This one is a paean to legendary reporter Edwin Newman, whose "lessons on using language with exactness and grace should have particular resonance with lawyers, who, after all, must strive to speak and write clearly, concisely, and correctly. Put differently, lawyers - who make their living through arranging words - are particularly susceptible to the misuses Newman worked so hard to expose and eradicate."
Pick up the Oct. 21 edition for the full version. Here's a sample to encourage you:
"Words frequently misused by lawyers and the public in general are legion. Newman vigorously joined the raging grammar wars in battles against the incorrect use of "me," "hopefully" and "parameter" - the latter of which remains a favorite with the practicing bar. There is also the alarm about the improper shunning of the word "me" - which commonly and distressingly is being replaced by either "I" or the reflexive "myself." Similarly, in an attempt at hyper-correction, many educated people who should know better have taken to saying "I feel badly," when they mean to say "I feel bad." (Feeling badly is a neurological disorder; feeling bad is a sorrowful emotional state.) All those law students and lawyers who have uncracked copies of "Black's Law Dictionary" on their shelves should consider trading them in for another Bryan Garner opus, his "Garner's Modern American.

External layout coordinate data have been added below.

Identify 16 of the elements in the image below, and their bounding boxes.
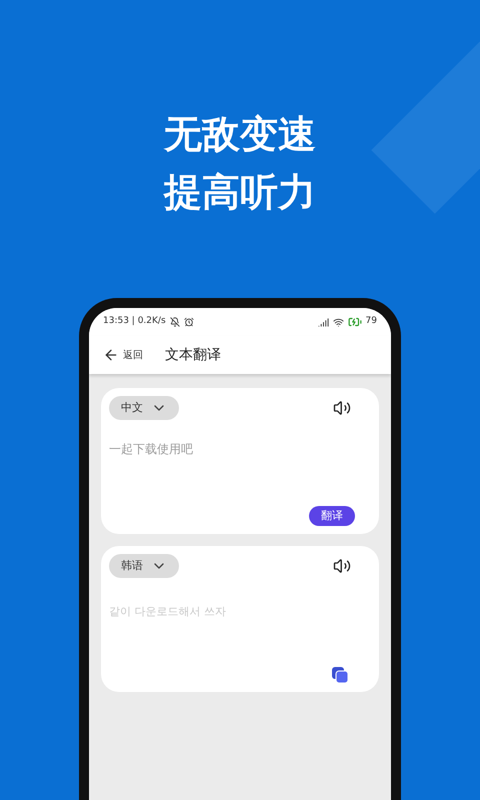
translate-button[interactable]: 翻译 [309,506,355,526]
speaker-icon[interactable] [333,399,351,417]
copy-icon[interactable] [331,666,349,684]
status-time: 13:53 | 0.2K/s [103,315,166,328]
page-title: 文本翻译 [165,346,221,364]
language-dropdown[interactable]: 中文 [109,396,179,420]
alarm-clock-icon [184,317,194,327]
battery-icon [348,315,362,329]
battery-level: 79 [366,315,377,328]
wifi-icon [332,316,344,328]
back-button[interactable]: 返回 [103,347,143,363]
speaker-icon[interactable] [333,557,351,575]
bell-off-icon [170,317,180,327]
headline: 无敌变速 [164,112,316,156]
language-dropdown[interactable]: 韩语 [109,554,179,578]
headline: 提高听力 [164,170,316,214]
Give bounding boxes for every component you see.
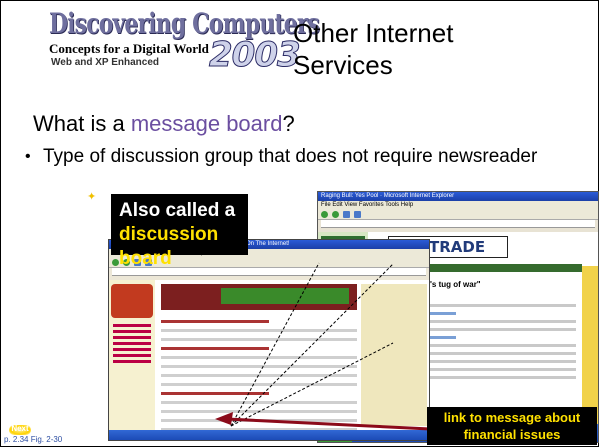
next-button[interactable]: Next xyxy=(9,424,31,435)
next-label: Next xyxy=(11,424,29,433)
callout-line-1: Also called a xyxy=(119,200,236,221)
page-reference: p. 2.34 Fig. 2-30 xyxy=(4,435,63,444)
dashed-link-line-3 xyxy=(230,262,320,427)
link-callout: link to message about financial issues xyxy=(427,407,597,445)
discussion-board-callout: Also called a discussion board xyxy=(111,194,248,269)
slide: Discovering Computers Concepts for a Dig… xyxy=(0,0,599,447)
annotation-lines xyxy=(215,262,431,431)
dashed-link-line-1 xyxy=(230,263,394,427)
red-arrow xyxy=(226,417,431,431)
dashed-link-line-2 xyxy=(230,342,394,427)
sparkle-icon: ✦ xyxy=(87,191,97,203)
callout-line-2: discussion board xyxy=(119,224,219,269)
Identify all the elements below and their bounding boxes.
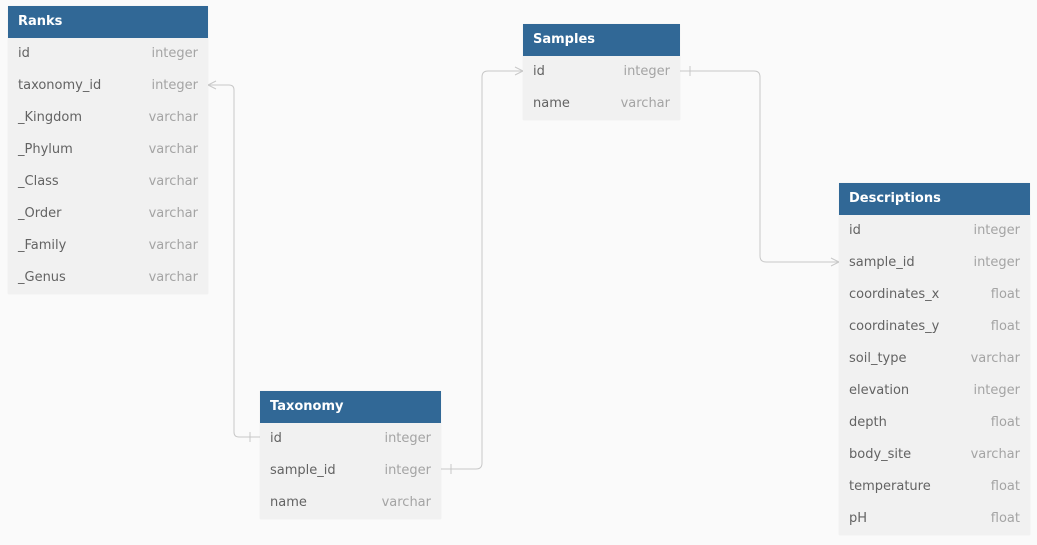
column-row[interactable]: coordinates_y float bbox=[839, 311, 1030, 343]
column-row[interactable]: pH float bbox=[839, 503, 1030, 535]
diagram-canvas: Ranks id integer taxonomy_id integer _Kingdo… bbox=[0, 0, 1037, 545]
column-type: varchar bbox=[620, 96, 670, 111]
column-name: elevation bbox=[849, 383, 910, 398]
column-type: varchar bbox=[148, 238, 198, 253]
column-type: integer bbox=[151, 78, 198, 93]
table-samples-columns: id integer name varchar bbox=[523, 56, 680, 120]
column-name: depth bbox=[849, 415, 887, 430]
column-name: pH bbox=[849, 511, 868, 526]
column-type: varchar bbox=[148, 174, 198, 189]
column-type: integer bbox=[384, 463, 431, 478]
column-name: _Genus bbox=[18, 270, 66, 285]
column-type: varchar bbox=[970, 447, 1020, 462]
column-type: integer bbox=[973, 223, 1020, 238]
column-name: body_site bbox=[849, 447, 912, 462]
table-taxonomy-header[interactable]: Taxonomy bbox=[260, 391, 441, 423]
table-taxonomy[interactable]: Taxonomy id integer sample_id integer name va… bbox=[260, 391, 441, 519]
column-row[interactable]: id integer bbox=[8, 38, 208, 70]
column-row[interactable]: _Kingdom varchar bbox=[8, 102, 208, 134]
column-row[interactable]: _Genus varchar bbox=[8, 262, 208, 294]
column-type: float bbox=[990, 479, 1020, 494]
column-row[interactable]: _Class varchar bbox=[8, 166, 208, 198]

"But back to Newman. Here is a prime example of Newman's sarcasm, with a lesson for lawyers: "AP story from October 5, 1973: 'Buenos Aires, Argentina - A high-ranking police officer was shot to death in front of his home Thursday night in the fourth political murder since Juan D. Peron was elected President less than two weeks ago.' Juan D. Peron. The D. is there is keep you from confusing Juan D. Peron with the Juan Q. Peron also elected president of Argentina two weeks earlier." Newman's point is that although middle initials are thought to add authenticity and the ring of history, they most often are painfully unnecessary. Lawyers are guilty of this too, typically using middle initials (and other superfluous detail) to lend an air of exactness, when in nearly all cases such extra information is entirely useless. Unless you happen to be litigating the case of John A. Smith versus John B. Smith, there is little need to belabor the parties' middle initials."
Ben concludes, "Those who share his vision should continue to oppose verbiage and strive for direct, specific, concrete, colorful, subtle, imaginative writing. Newman's lessons live on; his advice remains sound. Although several of his linguistic causes have been lost, hopefully he can forgive us."